Why is my boat accellerating slowly?

Stalling, slow accelleration, no power or bogging out when trying to plane off are common complaints in the boating world.  Although not always, but very often, it ends up being a fuel related problem.  Possible problems could be a tank full of bad gas, cracked or leaking fuel lines, restricted fuel primer bulb, plugged fuel pick ups, clogged filters, bad fuel pumps, dirty carburetors/fuel injectors, or all of the above.

When checking for fuel problems, the first step would be to take a fuel sample.  Make sure there is no water in the fuel and the fuel smells fresh.  Old gas smells like varnish.

The next step to do is eliminate the boat fuel system from the motor, for example, by running on a six gallon portable tank and hose.  If it is still running poorly, you know there is a problem with the motor.  A quick easy way to check the fuel pump is to give the bulb a good squeezing while running to see if the motor picks up RPMs (on a carbureted motor), or you can use a fuel vacuum and a fuel pressure gague to check fuel pump operation.  Note: the readings and connection points will vary depending on the engine manufacturer and model, check the service manual for instructions and specifications. 

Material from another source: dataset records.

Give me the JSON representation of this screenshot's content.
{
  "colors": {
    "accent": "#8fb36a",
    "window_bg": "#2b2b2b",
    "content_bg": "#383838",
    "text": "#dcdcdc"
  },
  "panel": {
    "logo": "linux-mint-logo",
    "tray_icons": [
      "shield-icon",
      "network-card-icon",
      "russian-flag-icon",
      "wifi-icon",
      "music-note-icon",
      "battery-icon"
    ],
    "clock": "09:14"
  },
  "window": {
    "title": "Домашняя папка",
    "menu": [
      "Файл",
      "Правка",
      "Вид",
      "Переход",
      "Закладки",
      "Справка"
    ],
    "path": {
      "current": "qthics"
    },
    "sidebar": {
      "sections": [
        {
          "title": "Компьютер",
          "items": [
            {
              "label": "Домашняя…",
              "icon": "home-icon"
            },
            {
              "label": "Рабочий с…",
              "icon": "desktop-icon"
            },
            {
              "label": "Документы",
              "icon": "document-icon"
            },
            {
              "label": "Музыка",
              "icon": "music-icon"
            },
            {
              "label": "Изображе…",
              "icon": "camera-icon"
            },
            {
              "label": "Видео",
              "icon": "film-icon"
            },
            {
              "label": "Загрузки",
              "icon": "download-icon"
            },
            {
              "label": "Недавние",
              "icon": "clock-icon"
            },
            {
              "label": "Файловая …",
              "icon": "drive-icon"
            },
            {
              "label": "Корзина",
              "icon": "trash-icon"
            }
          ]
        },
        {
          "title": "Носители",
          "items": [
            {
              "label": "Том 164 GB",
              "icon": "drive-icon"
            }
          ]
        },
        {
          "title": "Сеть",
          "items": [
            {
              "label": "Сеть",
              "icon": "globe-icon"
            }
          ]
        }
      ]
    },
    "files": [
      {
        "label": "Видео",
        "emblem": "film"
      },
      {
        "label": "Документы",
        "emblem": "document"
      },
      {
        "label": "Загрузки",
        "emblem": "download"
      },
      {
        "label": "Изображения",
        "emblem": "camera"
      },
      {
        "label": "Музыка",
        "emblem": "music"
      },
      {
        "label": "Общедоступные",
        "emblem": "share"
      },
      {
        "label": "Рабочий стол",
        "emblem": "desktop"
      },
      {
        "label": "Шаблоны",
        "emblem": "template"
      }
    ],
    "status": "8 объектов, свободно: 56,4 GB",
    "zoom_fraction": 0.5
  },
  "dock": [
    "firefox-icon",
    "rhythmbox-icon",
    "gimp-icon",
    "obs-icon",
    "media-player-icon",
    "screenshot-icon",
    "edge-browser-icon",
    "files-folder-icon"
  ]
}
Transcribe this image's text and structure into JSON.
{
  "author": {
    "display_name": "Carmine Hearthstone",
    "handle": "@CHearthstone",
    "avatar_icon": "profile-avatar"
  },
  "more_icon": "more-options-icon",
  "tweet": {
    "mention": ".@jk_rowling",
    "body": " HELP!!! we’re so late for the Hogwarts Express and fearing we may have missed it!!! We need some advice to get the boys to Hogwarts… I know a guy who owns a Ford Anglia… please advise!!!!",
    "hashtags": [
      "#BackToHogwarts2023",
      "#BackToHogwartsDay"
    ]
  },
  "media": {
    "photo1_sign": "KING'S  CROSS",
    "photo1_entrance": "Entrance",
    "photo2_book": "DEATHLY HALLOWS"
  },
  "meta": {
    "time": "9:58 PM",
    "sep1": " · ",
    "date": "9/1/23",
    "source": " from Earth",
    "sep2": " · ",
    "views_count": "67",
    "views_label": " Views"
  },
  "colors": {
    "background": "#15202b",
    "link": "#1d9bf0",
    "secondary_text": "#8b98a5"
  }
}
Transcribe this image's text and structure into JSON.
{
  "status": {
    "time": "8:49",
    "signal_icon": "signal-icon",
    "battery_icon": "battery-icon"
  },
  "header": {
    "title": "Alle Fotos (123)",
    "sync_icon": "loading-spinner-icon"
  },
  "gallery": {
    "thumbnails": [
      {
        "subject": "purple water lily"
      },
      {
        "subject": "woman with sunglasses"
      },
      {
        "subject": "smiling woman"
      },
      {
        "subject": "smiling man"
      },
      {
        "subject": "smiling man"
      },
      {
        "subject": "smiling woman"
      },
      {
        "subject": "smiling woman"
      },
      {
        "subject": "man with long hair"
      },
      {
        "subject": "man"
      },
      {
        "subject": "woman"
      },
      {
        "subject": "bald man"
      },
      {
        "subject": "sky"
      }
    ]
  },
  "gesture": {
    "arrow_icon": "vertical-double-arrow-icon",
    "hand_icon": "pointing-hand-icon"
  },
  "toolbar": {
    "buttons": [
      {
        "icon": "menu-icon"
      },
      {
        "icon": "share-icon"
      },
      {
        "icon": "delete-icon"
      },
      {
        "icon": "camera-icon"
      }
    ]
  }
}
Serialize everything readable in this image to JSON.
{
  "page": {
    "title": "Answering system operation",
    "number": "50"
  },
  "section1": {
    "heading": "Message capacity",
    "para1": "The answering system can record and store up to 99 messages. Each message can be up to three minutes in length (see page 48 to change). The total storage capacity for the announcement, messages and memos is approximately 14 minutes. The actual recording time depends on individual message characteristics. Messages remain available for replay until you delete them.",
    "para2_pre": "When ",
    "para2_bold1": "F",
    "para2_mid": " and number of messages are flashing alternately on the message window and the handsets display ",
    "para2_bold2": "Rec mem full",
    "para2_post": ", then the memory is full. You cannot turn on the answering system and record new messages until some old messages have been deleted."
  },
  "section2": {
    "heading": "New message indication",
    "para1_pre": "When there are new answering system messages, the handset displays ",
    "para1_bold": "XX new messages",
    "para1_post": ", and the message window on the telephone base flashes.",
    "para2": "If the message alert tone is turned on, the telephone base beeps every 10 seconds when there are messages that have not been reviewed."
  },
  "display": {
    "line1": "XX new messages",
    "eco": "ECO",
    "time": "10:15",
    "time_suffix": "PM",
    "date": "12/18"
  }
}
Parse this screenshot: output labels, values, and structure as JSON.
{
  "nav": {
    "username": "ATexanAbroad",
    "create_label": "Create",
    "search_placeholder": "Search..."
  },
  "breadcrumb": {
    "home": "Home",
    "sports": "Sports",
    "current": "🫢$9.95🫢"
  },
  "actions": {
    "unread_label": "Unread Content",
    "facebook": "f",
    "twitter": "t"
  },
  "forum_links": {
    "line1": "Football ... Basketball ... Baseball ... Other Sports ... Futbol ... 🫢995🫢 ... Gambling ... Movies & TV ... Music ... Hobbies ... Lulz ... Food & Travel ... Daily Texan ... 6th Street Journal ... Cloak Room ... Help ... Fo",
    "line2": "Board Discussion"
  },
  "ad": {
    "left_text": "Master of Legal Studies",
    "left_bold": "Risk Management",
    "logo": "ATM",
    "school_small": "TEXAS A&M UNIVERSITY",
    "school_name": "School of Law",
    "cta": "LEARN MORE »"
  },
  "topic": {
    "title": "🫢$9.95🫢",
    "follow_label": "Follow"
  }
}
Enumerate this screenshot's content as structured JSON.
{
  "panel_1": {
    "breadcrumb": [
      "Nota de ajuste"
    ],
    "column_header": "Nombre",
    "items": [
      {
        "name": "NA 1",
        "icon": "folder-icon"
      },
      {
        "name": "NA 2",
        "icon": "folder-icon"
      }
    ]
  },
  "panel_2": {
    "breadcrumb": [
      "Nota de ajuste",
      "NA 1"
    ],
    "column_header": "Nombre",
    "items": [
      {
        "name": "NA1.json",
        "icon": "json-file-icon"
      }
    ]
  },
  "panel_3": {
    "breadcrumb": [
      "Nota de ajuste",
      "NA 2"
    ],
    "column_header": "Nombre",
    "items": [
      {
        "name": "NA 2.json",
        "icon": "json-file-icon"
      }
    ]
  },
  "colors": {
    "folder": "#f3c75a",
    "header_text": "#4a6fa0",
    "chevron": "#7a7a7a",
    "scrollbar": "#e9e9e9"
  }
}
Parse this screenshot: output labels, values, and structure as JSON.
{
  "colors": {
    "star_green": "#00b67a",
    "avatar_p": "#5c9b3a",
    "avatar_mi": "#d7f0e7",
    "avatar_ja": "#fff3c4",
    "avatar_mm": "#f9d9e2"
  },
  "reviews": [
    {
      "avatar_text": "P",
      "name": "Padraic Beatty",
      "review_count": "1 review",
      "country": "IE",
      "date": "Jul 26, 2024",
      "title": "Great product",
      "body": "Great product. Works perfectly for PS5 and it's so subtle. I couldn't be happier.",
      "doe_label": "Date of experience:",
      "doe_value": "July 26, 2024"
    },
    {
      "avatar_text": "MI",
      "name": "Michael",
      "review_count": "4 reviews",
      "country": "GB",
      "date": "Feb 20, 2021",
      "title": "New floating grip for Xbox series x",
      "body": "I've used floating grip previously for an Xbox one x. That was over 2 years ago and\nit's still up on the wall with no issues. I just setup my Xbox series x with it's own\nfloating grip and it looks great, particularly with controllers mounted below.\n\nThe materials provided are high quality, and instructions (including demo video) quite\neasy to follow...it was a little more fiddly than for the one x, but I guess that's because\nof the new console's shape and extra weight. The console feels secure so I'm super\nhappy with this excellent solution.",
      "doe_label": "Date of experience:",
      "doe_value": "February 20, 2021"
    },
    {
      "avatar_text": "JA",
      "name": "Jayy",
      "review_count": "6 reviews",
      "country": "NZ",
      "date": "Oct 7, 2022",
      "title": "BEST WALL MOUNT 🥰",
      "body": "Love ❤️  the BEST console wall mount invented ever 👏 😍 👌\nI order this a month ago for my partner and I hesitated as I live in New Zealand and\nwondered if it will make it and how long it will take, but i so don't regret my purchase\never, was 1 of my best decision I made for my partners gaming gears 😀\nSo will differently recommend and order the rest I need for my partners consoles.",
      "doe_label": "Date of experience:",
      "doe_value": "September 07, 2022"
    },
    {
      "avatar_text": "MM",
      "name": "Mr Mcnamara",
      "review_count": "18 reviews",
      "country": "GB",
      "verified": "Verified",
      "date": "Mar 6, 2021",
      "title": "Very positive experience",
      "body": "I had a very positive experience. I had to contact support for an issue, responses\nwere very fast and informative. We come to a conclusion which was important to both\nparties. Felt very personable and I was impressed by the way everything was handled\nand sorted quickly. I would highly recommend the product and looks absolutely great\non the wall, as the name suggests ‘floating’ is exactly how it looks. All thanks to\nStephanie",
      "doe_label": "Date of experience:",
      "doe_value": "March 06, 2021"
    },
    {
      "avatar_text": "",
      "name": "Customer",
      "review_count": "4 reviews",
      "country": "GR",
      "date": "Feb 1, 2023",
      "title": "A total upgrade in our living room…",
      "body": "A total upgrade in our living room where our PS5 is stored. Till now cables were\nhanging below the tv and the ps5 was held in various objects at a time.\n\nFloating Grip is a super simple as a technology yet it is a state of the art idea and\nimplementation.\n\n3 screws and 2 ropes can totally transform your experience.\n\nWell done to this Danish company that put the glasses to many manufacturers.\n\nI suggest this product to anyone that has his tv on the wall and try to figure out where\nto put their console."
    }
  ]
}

Finally, the last step is to see if the carburetors of fuel injectors are supplying enough fuel to the cylinders.  To do this, I run the motor at the speed where the problem occurs and carefully squirt some fuel into each intake one at a time and see if the engine RPMs increase.  If they do, that would indicate clogged carburetors or injectors.

Keep in mind that if all these components are not properly checked and taken care of you will have continuous problems.